O Paraná abriu oficialmente esta semana a colheita brasileira de algodão. Se no passado o algodão no Estado já foi chamado de ouro branco, hoje é encarado como uma região com potencial para produção com baixo custo e boa margem de lucro. Além de uma opção para rotação de culturas. A área plantada atualmente é de aproximadamente cinco mil hectares, com a produção estimada em 1,2 milhão de arroba.
No início da década de 1990, a área plantada era de mais de 700 mil hectares. Mas problemas com doenças, intempéries climáticas e falta de mão de obra reduziram drasticamente a importância da cotonicultura para o agronegócio paranaense.
Paralelo à solenidade de abertura da colheita, a Cooperativa Central de Algodão (Coceal), de Ibiporã, realizou um tour técnico para mostrar que o algodão ainda é viável. Produtores, empresas, instituições de pesquisas e dirigentes de cooperativas visitaram propriedades em Florestópolis e Assaí, no norte do Estado, e puderam conhecer os avanços técnicos da cultura.
Há quatro anos a Coceal desenvolve um modelo de gestão compartilhada com produtores para incentivar o plantio. ''A Coceal entra com toda a parte técnica, aquisição de insumos e logística de colheita. O produtor participa com a área e os maquinário para manejo'', explica o presidente da Coceal, Almir Montecelli.
O dirigente conta que a renda do produtor varia de acordo com a produtividade. ''Quanto maior o volume colhido, maior a percentagem de lucro líquido. Se houver uma frustração de safra, a cooperativa garante uma renda mínima em contrato para que o produtor, ao menos, pague seus custos'', enfatiza Montecelli.
Com o modelo de gestão compartilhada da Coceal, toda a assistência técnica é feita por uma empresa terceirizada. Ela traz o know-how do cerrado brasileiro, região referência mundial em plantio de algodão. ''Aplicamos um conceito de manejo integrado, em que todo o processo produtivo está interligado, da época do plantio à colheita. Outro fator de destaque é o nível de adubação utilizada, semelhante ao do cerrado, e a utilização de insumos de ponta, graças à parceria que a Coceal tem com as principais empresas do setor'', comenta o engenheiro agrônomo da empresa Cotton, João Francisco Ribeiro.

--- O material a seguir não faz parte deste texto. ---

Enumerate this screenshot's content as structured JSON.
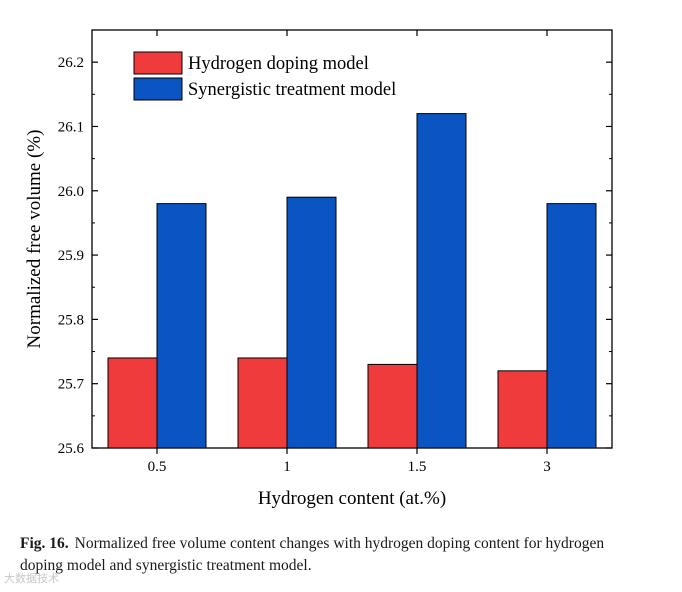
{
  "chart_data": {
    "type": "bar",
    "categories": [
      "0.5",
      "1",
      "1.5",
      "3"
    ],
    "series": [
      {
        "name": "Hydrogen doping model",
        "color": "#ef3b3b",
        "values": [
          25.74,
          25.74,
          25.73,
          25.72
        ]
      },
      {
        "name": "Synergistic treatment model",
        "color": "#0b55c3",
        "values": [
          25.98,
          25.99,
          26.12,
          25.98
        ]
      }
    ],
    "title": "",
    "xlabel": "Hydrogen content (at.%)",
    "ylabel": "Normalized free volume (%)",
    "ylim": [
      25.6,
      26.25
    ],
    "yticks": [
      "25.6",
      "25.7",
      "25.8",
      "25.9",
      "26.0",
      "26.1",
      "26.2"
    ],
    "legend_position": "top-left"
  },
  "caption": {
    "label": "Fig. 16.",
    "text": "Normalized free volume content changes with hydrogen doping content for hydrogen doping model and synergistic treatment model."
  },
  "watermark": "大数据技术"
}
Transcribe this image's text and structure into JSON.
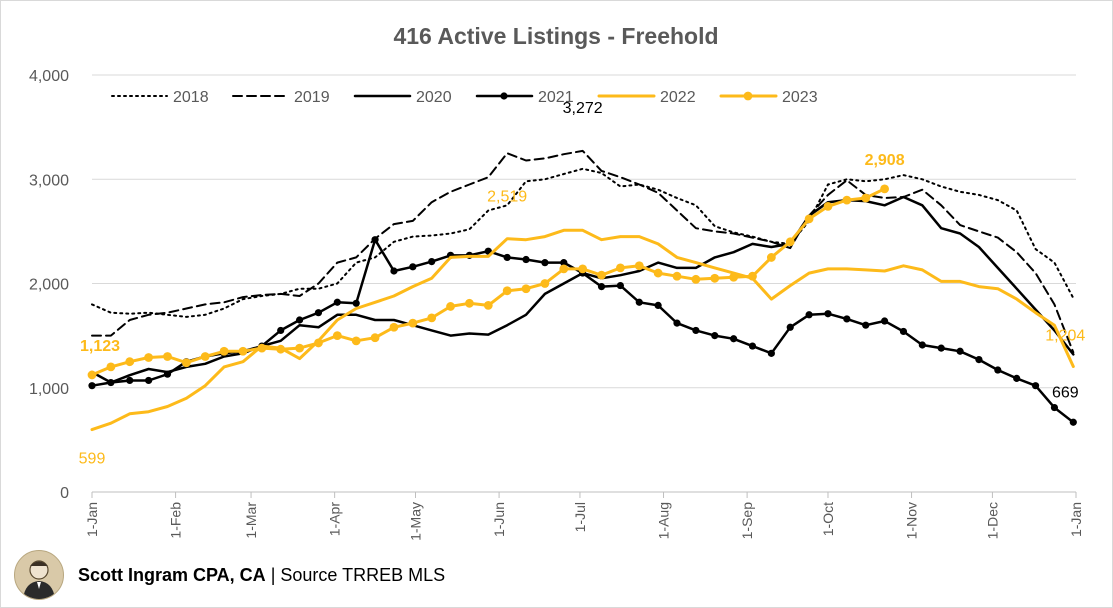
{
  "chart_data": {
    "type": "line",
    "title": "416 Active Listings - Freehold",
    "xlabel": "",
    "ylabel": "",
    "ylim": [
      0,
      4000
    ],
    "yticks": [
      0,
      1000,
      2000,
      3000,
      4000
    ],
    "ytick_labels": [
      "0",
      "1,000",
      "2,000",
      "3,000",
      "4,000"
    ],
    "x_unit": "day of year",
    "xlim": [
      1,
      366
    ],
    "xticks": [
      1,
      32,
      60,
      91,
      121,
      152,
      182,
      213,
      244,
      274,
      305,
      335,
      366
    ],
    "xtick_labels": [
      "1-Jan",
      "1-Feb",
      "1-Mar",
      "1-Apr",
      "1-May",
      "1-Jun",
      "1-Jul",
      "1-Aug",
      "1-Sep",
      "1-Oct",
      "1-Nov",
      "1-Dec",
      "1-Jan"
    ],
    "grid": "horizontal",
    "legend_position": "top",
    "series": [
      {
        "name": "2018",
        "color": "#000000",
        "style": "dotted",
        "width": 2,
        "markers": false,
        "x": [
          1,
          8,
          15,
          22,
          29,
          36,
          43,
          50,
          57,
          64,
          71,
          78,
          85,
          92,
          99,
          106,
          113,
          120,
          127,
          134,
          141,
          148,
          155,
          162,
          169,
          176,
          183,
          190,
          197,
          204,
          211,
          218,
          225,
          232,
          239,
          246,
          253,
          260,
          267,
          274,
          281,
          288,
          295,
          302,
          309,
          316,
          323,
          330,
          337,
          344,
          351,
          358,
          365
        ],
        "y": [
          1800,
          1720,
          1710,
          1720,
          1700,
          1680,
          1700,
          1760,
          1850,
          1880,
          1900,
          1950,
          1950,
          2000,
          2200,
          2250,
          2400,
          2450,
          2460,
          2480,
          2520,
          2700,
          2750,
          2980,
          3000,
          3050,
          3100,
          3060,
          2930,
          2950,
          2900,
          2820,
          2750,
          2550,
          2490,
          2450,
          2400,
          2380,
          2600,
          2950,
          3000,
          2980,
          3000,
          3040,
          3000,
          2930,
          2880,
          2850,
          2800,
          2700,
          2330,
          2200,
          1860
        ]
      },
      {
        "name": "2019",
        "color": "#000000",
        "style": "dashed",
        "width": 2,
        "markers": false,
        "x": [
          1,
          8,
          15,
          22,
          29,
          36,
          43,
          50,
          57,
          64,
          71,
          78,
          85,
          92,
          99,
          106,
          113,
          120,
          127,
          134,
          141,
          148,
          155,
          162,
          169,
          176,
          183,
          190,
          197,
          204,
          211,
          218,
          225,
          232,
          239,
          246,
          253,
          260,
          267,
          274,
          281,
          288,
          295,
          302,
          309,
          316,
          323,
          330,
          337,
          344,
          351,
          358,
          365
        ],
        "y": [
          1500,
          1500,
          1650,
          1700,
          1720,
          1760,
          1800,
          1820,
          1870,
          1890,
          1900,
          1880,
          2000,
          2200,
          2250,
          2430,
          2570,
          2600,
          2780,
          2880,
          2950,
          3020,
          3250,
          3180,
          3200,
          3240,
          3272,
          3080,
          3020,
          2950,
          2870,
          2700,
          2530,
          2500,
          2480,
          2440,
          2400,
          2340,
          2650,
          2850,
          2990,
          2850,
          2820,
          2830,
          2900,
          2750,
          2560,
          2500,
          2440,
          2300,
          2100,
          1800,
          1340
        ]
      },
      {
        "name": "2020",
        "color": "#000000",
        "style": "solid",
        "width": 2.5,
        "markers": false,
        "x": [
          1,
          8,
          15,
          22,
          29,
          36,
          43,
          50,
          57,
          64,
          71,
          78,
          85,
          92,
          99,
          106,
          113,
          120,
          127,
          134,
          141,
          148,
          155,
          162,
          169,
          176,
          183,
          190,
          197,
          204,
          211,
          218,
          225,
          232,
          239,
          246,
          253,
          260,
          267,
          274,
          281,
          288,
          295,
          302,
          309,
          316,
          323,
          330,
          337,
          344,
          351,
          358,
          365
        ],
        "y": [
          1150,
          1050,
          1120,
          1180,
          1150,
          1200,
          1230,
          1300,
          1330,
          1400,
          1450,
          1600,
          1580,
          1700,
          1700,
          1650,
          1650,
          1600,
          1550,
          1500,
          1520,
          1510,
          1600,
          1700,
          1900,
          2000,
          2100,
          2050,
          2080,
          2120,
          2200,
          2150,
          2150,
          2250,
          2300,
          2380,
          2350,
          2380,
          2650,
          2780,
          2800,
          2790,
          2750,
          2830,
          2750,
          2530,
          2480,
          2350,
          2150,
          1950,
          1750,
          1550,
          1320
        ]
      },
      {
        "name": "2021",
        "color": "#000000",
        "style": "solid",
        "width": 2.5,
        "markers": true,
        "x": [
          1,
          8,
          15,
          22,
          29,
          36,
          43,
          50,
          57,
          64,
          71,
          78,
          85,
          92,
          99,
          106,
          113,
          120,
          127,
          134,
          141,
          148,
          155,
          162,
          169,
          176,
          183,
          190,
          197,
          204,
          211,
          218,
          225,
          232,
          239,
          246,
          253,
          260,
          267,
          274,
          281,
          288,
          295,
          302,
          309,
          316,
          323,
          330,
          337,
          344,
          351,
          358,
          365
        ],
        "y": [
          1020,
          1050,
          1070,
          1070,
          1130,
          1250,
          1300,
          1330,
          1350,
          1400,
          1550,
          1650,
          1720,
          1820,
          1810,
          2420,
          2120,
          2160,
          2210,
          2270,
          2270,
          2310,
          2250,
          2230,
          2200,
          2200,
          2100,
          1970,
          1980,
          1820,
          1790,
          1620,
          1550,
          1500,
          1470,
          1400,
          1330,
          1580,
          1700,
          1710,
          1660,
          1600,
          1640,
          1540,
          1410,
          1380,
          1350,
          1270,
          1170,
          1090,
          1020,
          810,
          669
        ]
      },
      {
        "name": "2022",
        "color": "#fdba1a",
        "style": "solid",
        "width": 3,
        "markers": false,
        "x": [
          1,
          8,
          15,
          22,
          29,
          36,
          43,
          50,
          57,
          64,
          71,
          78,
          85,
          92,
          99,
          106,
          113,
          120,
          127,
          134,
          141,
          148,
          155,
          162,
          169,
          176,
          183,
          190,
          197,
          204,
          211,
          218,
          225,
          232,
          239,
          246,
          253,
          260,
          267,
          274,
          281,
          288,
          295,
          302,
          309,
          316,
          323,
          330,
          337,
          344,
          351,
          358,
          365
        ],
        "y": [
          599,
          660,
          750,
          770,
          820,
          900,
          1020,
          1200,
          1250,
          1400,
          1380,
          1280,
          1450,
          1650,
          1760,
          1820,
          1880,
          1970,
          2050,
          2250,
          2260,
          2260,
          2430,
          2420,
          2450,
          2510,
          2510,
          2420,
          2450,
          2450,
          2380,
          2250,
          2200,
          2150,
          2100,
          2050,
          1850,
          1980,
          2100,
          2140,
          2140,
          2130,
          2120,
          2170,
          2130,
          2020,
          2020,
          1970,
          1950,
          1850,
          1720,
          1600,
          1204
        ]
      },
      {
        "name": "2023",
        "color": "#fdba1a",
        "style": "solid",
        "width": 3,
        "markers": true,
        "x": [
          1,
          8,
          15,
          22,
          29,
          36,
          43,
          50,
          57,
          64,
          71,
          78,
          85,
          92,
          99,
          106,
          113,
          120,
          127,
          134,
          141,
          148,
          155,
          162,
          169,
          176,
          183,
          190,
          197,
          204,
          211,
          218,
          225,
          232,
          239,
          246,
          253,
          260,
          267,
          274,
          281,
          288,
          295
        ],
        "y": [
          1123,
          1200,
          1250,
          1290,
          1300,
          1240,
          1300,
          1350,
          1350,
          1380,
          1370,
          1380,
          1430,
          1500,
          1450,
          1480,
          1580,
          1620,
          1670,
          1780,
          1810,
          1790,
          1930,
          1950,
          2000,
          2140,
          2140,
          2080,
          2150,
          2170,
          2100,
          2070,
          2040,
          2050,
          2060,
          2070,
          2250,
          2400,
          2620,
          2740,
          2800,
          2820,
          2908
        ]
      }
    ],
    "annotations": [
      {
        "text": "3,272",
        "color": "#000000",
        "bold": false,
        "series": "2019",
        "x": 183,
        "y": 3272,
        "dx": 0,
        "dy": -38
      },
      {
        "text": "2,908",
        "color": "#fdba1a",
        "bold": true,
        "series": "2023",
        "x": 295,
        "y": 2908,
        "dx": 0,
        "dy": -24
      },
      {
        "text": "2,519",
        "color": "#fdba1a",
        "bold": false,
        "series": "2022",
        "x": 155,
        "y": 2519,
        "dx": 0,
        "dy": -28
      },
      {
        "text": "1,123",
        "color": "#fdba1a",
        "bold": true,
        "series": "2023",
        "x": 1,
        "y": 1123,
        "dx": 8,
        "dy": -24
      },
      {
        "text": "599",
        "color": "#fdba1a",
        "bold": false,
        "series": "2022",
        "x": 1,
        "y": 599,
        "dx": 0,
        "dy": 34
      },
      {
        "text": "1,204",
        "color": "#fdba1a",
        "bold": false,
        "series": "2022",
        "x": 365,
        "y": 1204,
        "dx": -8,
        "dy": -26
      },
      {
        "text": "669",
        "color": "#000000",
        "bold": false,
        "series": "2021",
        "x": 365,
        "y": 669,
        "dx": -8,
        "dy": -25
      }
    ]
  },
  "footer": {
    "author": "Scott Ingram CPA, CA",
    "separator": "|",
    "source": "Source TRREB MLS"
  },
  "colors": {
    "gold": "#fdba1a",
    "black": "#000000",
    "grid": "#d9d9d9",
    "axis_text": "#595959"
  }
}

Segundo Ribeiro, o Paraná tem todas as condições de atingir um nível tecnológico de outras regiões produtoras, como a Bahia, por exemplo. Com uma vantagem muito competitiva. ''Enquanto na Bahia o custo por hectare é de R$ 4 mil, no Paraná esse investimento cai para R$ 2 mil, graças à fertilidade do solo daqui. Assim, mesmo com uma produção menor, consegue-se uma margem de lucro igual ao dos cotonicultores baianos'', argumenta.
Um dos que acreditam na viabilidade do algodão é o produtor Nelson Suguieda, de Assaí. Ele participa do projeto desde o início e está satisfeito com os resultados. No ano passado, conseguiu uma média de 60 arrobas por hectare de lucro líquido. ''Outro aspecto importante do algodão é que faço a rotação de culturas e mantenho os níveis de fertilidade da minha terra, favorecendo outras culturas'', conta Suguieda.